Une autre occasion de pèlerinage sont les mausolées de saints
hommes, et à Khiva il y en deux (le mausolée Said Alauddin
et le mausolée de Pakhlavan Makhmoud).
Au fond de la cour de la mosquée, une pièce transformée
en Musée évoque le Monnaie : on frappait une monnaie locale,
en argent ou en étain suivant la valeur de la pièce. Plus
tard sont apparus des billets en soie.
Madrasa Muhammad Rakhim Khan
Face à l'entrée du palais, de l'autre côté
de la place centrale, se trouve la madrasa construite en 1871 par le khan
Muhammad Rakhim qui régna sur Khiva de 1864 à 1910 (on trouve
diverses orthographes de son nom (Mohammad, Muhamad, et Raxim ou Rakim).
Il aimait la poésie et composa sous le pseudonyme de Ferouz (ou
Firuz). On passe sous un porche pour découvrir l'immense portail
décoré de majolique, un étage de cellules et des
guldastas aux angles (petite tour d'angle coiffée d'un dôme
de tuile vernissée bleu turquoise).

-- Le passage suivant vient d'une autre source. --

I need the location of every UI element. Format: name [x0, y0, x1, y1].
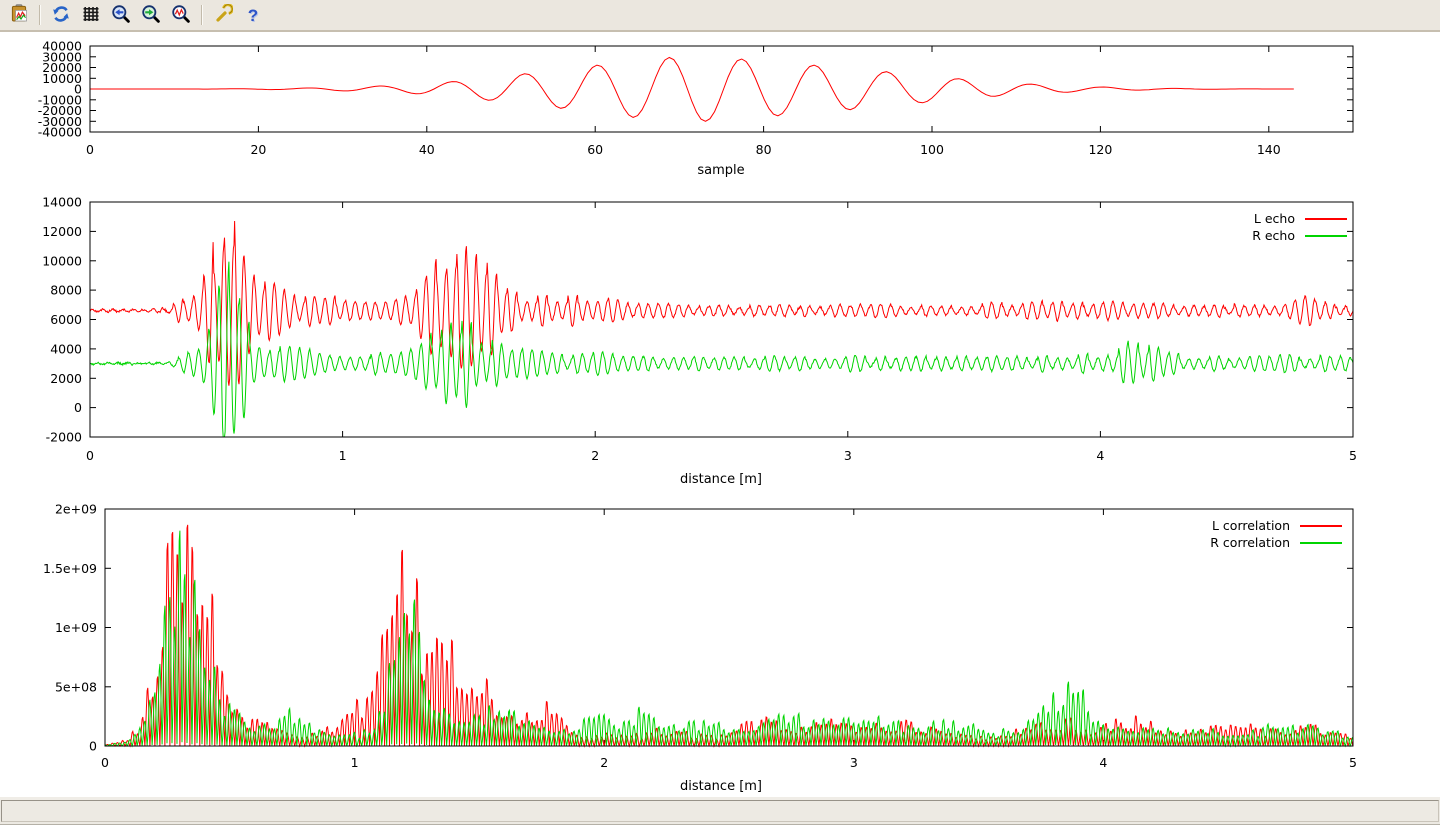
echo-chart: 0 1 2 3 4 5 -2000 0 2000 4000 6000 8000 10000 12000 14… [0, 185, 1440, 500]
svg-text:-2000: -2000 [46, 430, 82, 445]
svg-text:8000: 8000 [50, 283, 82, 298]
svg-text:12000: 12000 [42, 224, 82, 239]
apply-zoom-icon [171, 4, 191, 27]
zoom-previous-button[interactable] [108, 2, 134, 28]
svg-text:0: 0 [86, 142, 94, 157]
legend-entry: R correlation [1210, 534, 1342, 551]
svg-text:0: 0 [74, 400, 82, 415]
svg-text:3: 3 [850, 755, 858, 770]
legend-label: R echo [1252, 228, 1295, 243]
legend-line-sample [1305, 235, 1347, 237]
svg-text:5e+08: 5e+08 [55, 679, 97, 694]
legend-label: L echo [1254, 211, 1295, 226]
zoom-next-icon [141, 4, 161, 27]
zoom-previous-icon [111, 4, 131, 27]
status-bar [0, 800, 1440, 825]
wrench-icon [213, 4, 233, 27]
echo-plot-area[interactable]: 0 1 2 3 4 5 -2000 0 2000 4000 6000 8000 10000 12000 14… [0, 185, 1440, 500]
svg-text:5: 5 [1349, 755, 1357, 770]
svg-text:2: 2 [591, 448, 599, 463]
svg-text:1.5e+09: 1.5e+09 [43, 561, 97, 576]
svg-text:0: 0 [86, 448, 94, 463]
status-field [1, 800, 1439, 822]
svg-text:4: 4 [1099, 755, 1107, 770]
copy-plot-icon [9, 4, 29, 27]
legend-entry: L echo [1252, 210, 1347, 227]
svg-text:3: 3 [844, 448, 852, 463]
legend-line-sample [1300, 525, 1342, 527]
svg-text:10000: 10000 [42, 253, 82, 268]
correlation-chart: 0 1 2 3 4 5 0 5e+08 1e+09 1.5e+09 2e+09 L correlat… [0, 500, 1440, 797]
svg-text:4000: 4000 [50, 341, 82, 356]
correlation-legend: L correlation R correlation [1210, 517, 1342, 551]
configure-button[interactable] [210, 2, 236, 28]
legend-label: L correlation [1212, 518, 1290, 533]
svg-text:2000: 2000 [50, 371, 82, 386]
grid-icon [81, 4, 101, 27]
svg-text:40: 40 [419, 142, 435, 157]
replot-icon [51, 4, 71, 27]
svg-text:1: 1 [339, 448, 347, 463]
replot-button[interactable] [48, 2, 74, 28]
svg-text:140: 140 [1257, 142, 1281, 157]
legend-entry: L correlation [1210, 517, 1342, 534]
pulse-chart: 020406080100120140-40000-30000-20000-100… [0, 32, 1440, 185]
svg-text:80: 80 [756, 142, 772, 157]
legend-label: R correlation [1210, 535, 1290, 550]
svg-text:5: 5 [1349, 448, 1357, 463]
legend-line-sample [1300, 542, 1342, 544]
svg-text:1e+09: 1e+09 [55, 620, 97, 635]
echo-legend: L echo R echo [1252, 210, 1347, 244]
svg-text:6000: 6000 [50, 312, 82, 327]
gnuplot-window: ? 020406080100120140-40000-30000-20000-1… [0, 0, 1440, 825]
x-axis-label: distance [m] [680, 779, 762, 794]
svg-text:100: 100 [920, 142, 944, 157]
svg-text:1: 1 [351, 755, 359, 770]
svg-text:14000: 14000 [42, 195, 82, 210]
svg-text:0: 0 [89, 739, 97, 754]
svg-text:120: 120 [1088, 142, 1112, 157]
svg-text:2: 2 [600, 755, 608, 770]
x-axis-label: sample [697, 163, 744, 178]
plot-canvas: 020406080100120140-40000-30000-20000-100… [0, 32, 1440, 797]
svg-text:40000: 40000 [42, 39, 82, 54]
apply-zoom-button[interactable] [168, 2, 194, 28]
svg-text:0: 0 [101, 755, 109, 770]
zoom-next-button[interactable] [138, 2, 164, 28]
toggle-grid-button[interactable] [78, 2, 104, 28]
x-axis-label: distance [m] [680, 472, 762, 487]
svg-text:60: 60 [587, 142, 603, 157]
copy-plot-to-clipboard-button[interactable] [6, 2, 32, 28]
svg-text:20: 20 [250, 142, 266, 157]
toolbar-separator [39, 5, 41, 25]
toolbar: ? [0, 0, 1440, 32]
legend-entry: R echo [1252, 227, 1347, 244]
help-button[interactable]: ? [240, 2, 266, 28]
help-icon: ? [248, 7, 258, 24]
svg-text:2e+09: 2e+09 [55, 502, 97, 517]
legend-line-sample [1305, 218, 1347, 220]
svg-text:4: 4 [1096, 448, 1104, 463]
toolbar-separator [201, 5, 203, 25]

Le portail donne sur une première
cour entourée également d'un étage de cellules, toutes
vides. La construction suit le plan carré traditionnel mais se
caractérise par un passage voûté à 8 coupoles,
le plus grand de Khiva, et par une seconde cour. Dans cette seconde cour,
un câble est tendu pour des spectacles d'équilibristes.
Les salles de la madrasa abritent un musée consacré à
l'histoire et l'art traditionnel.
Le musée contient des bijoux de nomades, chargés de pièces,
de pierres rouges, qui ressemblent aux bijoux du monde arabe ou berbère.

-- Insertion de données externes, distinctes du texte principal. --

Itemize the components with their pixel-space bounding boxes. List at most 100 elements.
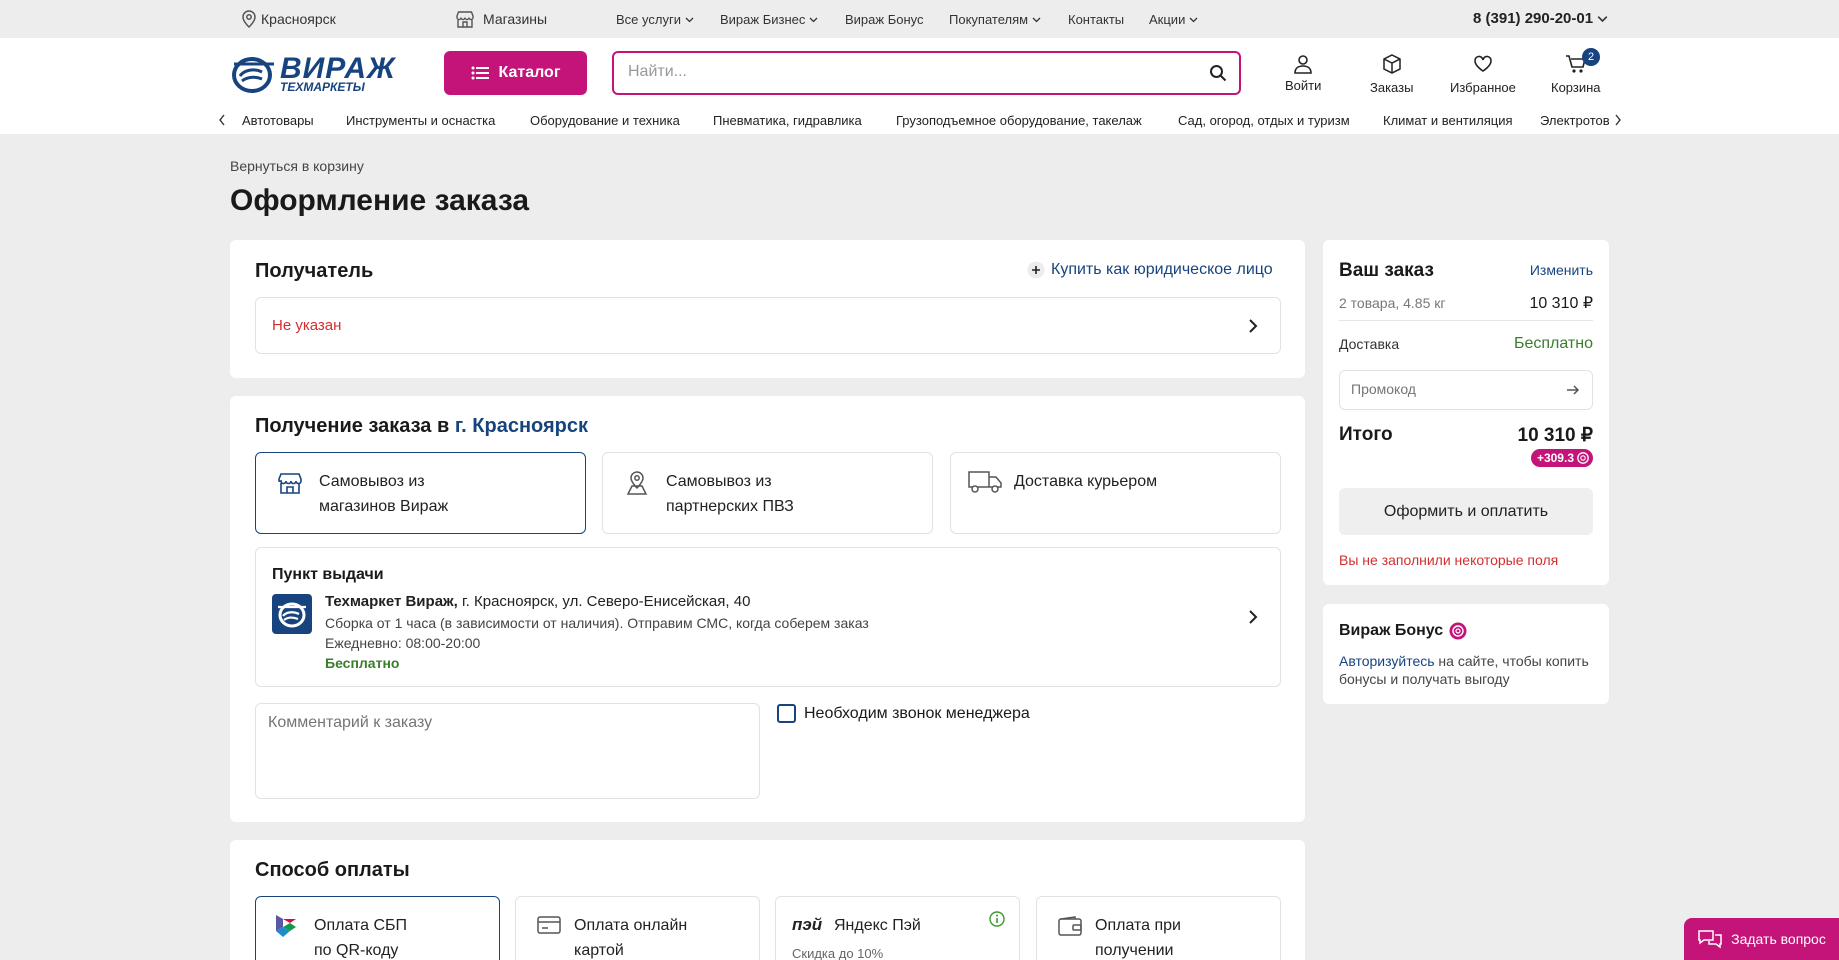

On voit aussi des photos prises au début du XXe siècle
des derniers khans et du grand vizir, Islam Khodja. Islam Khodja était
le beau-père et le grand vizir d'Isfandiyar II. Il voulut moderniser
son pays. Il avait beaucoup voyagé et séjourné à
Paris et à Saint-Pétersbourg, et collecté des informations
sur les nouvelles techniques. Islam Khodja fit construire une filature
de coton, un hôpital, un réseau de poste et de télégraphe,
une école moderne (on verra sa madrasa). Il voulait prolonger
la voie ferrée qui va de Tachkent à Boukhara jusqu'à
sa ville. Il fut assassiné sur ordre du khan, Isfandiyar, alors
qu'il regagnait de nuit sa résidence d'été. Isfandiyar
II régna de 1910 à 1918. En 1917, les bolchevicks renversent
le tsar en Russie. L'Asie centrale suit le mouvement. Le khan perd son
trône en 1918 et est remplacé par son frère Saïd
Abdullah : c'est une marionnette. Il exécute les ordres de Moscou.
En 1920, il est renversé à son tour. Le khanat de Khiva
disparaît. Le pays est coupé en deux, entre les deux républiques
socialistes qui deviendront l'Ouzbékistan et le Turkménistan.
Quittons
la madrasa, pour rejoindre les mausolées. Nous cherchons
l'ombrage de quelques arbres pour fuir la grande chaleur. Le mausolée
Said Alauddin est au fond d'une rue. Il s'agit du plus ancien monument
de Khiva. Un mausolée à coupole et portail fut édifié
au début du XIVe siècle autour du tombeau du
cheik soufi Said Alauddin mort en 1303 (j'ai vu diverses orthographes
phonétiques de son nom : Sayeed, Sayd, Sayyd, Saïd,
).
Une ziatkhona, petite pièce par laquelle on accède au tombeau,
lui fut adjointe sous Allah Kouli Khan, au XIXe siècle
(le khan qui fera le caravansérail dont on parlera plus loin).
La tombe couverte est majolique aux motifs végétaux bleus
et blancs, oeuvre d'Amir Kulal, un céramiste de Boukhara. Il aurait
dû être enterré aux côtés du cheik mais
il mourut à Boukhara et la tradition interdisait que l'on fasse
pénétrer un cercueil dans Khiva. Il resta donc à
Boukhara. Malgré la présence de deux tombes, un seul corps
repose dans le tombeau.
Sur
le chemin, nous trouvons des ateliers d'artisans : ici, on travaille le
bois, pour faire ses jolis lutrins. Les habiles menuisiers font des lutrins
magiques, pouvant se poser en 3,6, 9, voire 12 positions différentes.
C'est un jeu astucieux d'emboîtements que le maître réalise
d'un coup de main magistral. Je ne vois pas d'utilité à
ce genre d'objet, malheureusement. Plus loin, on teint le coton, par brassées
de fils et dans les salles entourant la cour, des jeunes femmes assises
sur des petits bancs, par 2 ou par 3 côte à côte, fabriquent
des tapis. Elles nouent, à longueur de journée des milliers
de fils suivant un dessin invisible qui prend forme sous nos yeux.